Modelling of wheel/rail interaction considering roughness and discrete irregularities
Licentiate thesis, 2008
The interaction between wheel and rail is the predominant source of noise emission from railway operations in a wide range of conventional speeds. On the one hand, this wheel/rail noise concerns rolling noise and impact noise caused by the vertical interaction excited by roughness and discrete irregularities of the wheel/rail running surfaces, respectively. On the other hand, it concerns squeal noise generated by the tangential interaction. While a well-established frequency-domain model is available for the prediction of rolling noise, likewise successful models do not yet exist for the prediction of impact noise and squeal noise. The overall aim of this thesis is to develop a model for the vertical wheel/rail interaction induced by roughness and discrete irregularities. The inclusion of tangential interaction is a subject of future work.
In order to include the non-linearities in the contact zone, the interaction model presented in this thesis is formulated in the time domain. Wheel and track models are represented by Green’s functions, which leads to a computationally efficient formulation and allows inclusion of detailed non-Hertzian contact models. The first contact model considered is a two-dimensional (2D) model consisting of a bedding of independent springs. This model uses a simplified wheel and rail geometry and takes into account one line of wheel/rail roughness in the rolling direction. The second contact model is a three-dimensional (3D) model based on an influence-function method for the elastic half-space. This model considers the real three-dimensional wheel and rail geometry and includes the roughness in several parallel lines.
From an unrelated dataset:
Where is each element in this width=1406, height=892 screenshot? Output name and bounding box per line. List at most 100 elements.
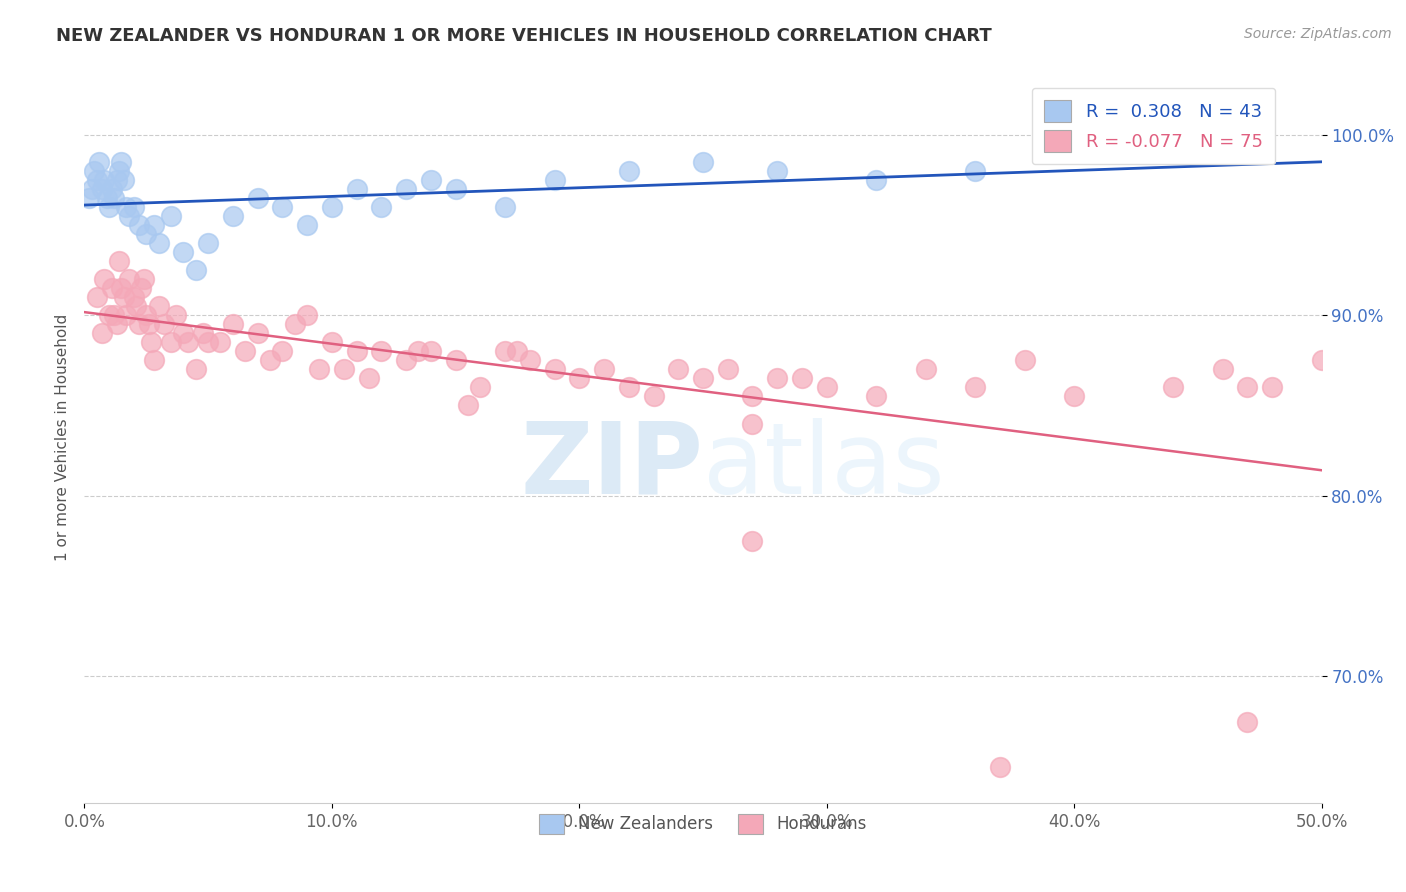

In the thesis, the interaction model using both the 2D and the 3D contact models is applied to simulate the wheel/rail interaction caused by parametric excitation on a discretely supported rail and by wheel/rail roughness. The results indicate that the application of the 3D contact model is preferable when the degree of correlation between roughness across the width of the contact is low, although more simulations should be carried out before drawing a final conclusion. The interaction model using the 2D contact model is applied to simulate impact forces caused by wheel flats and shows encouraging agreement with field measurements.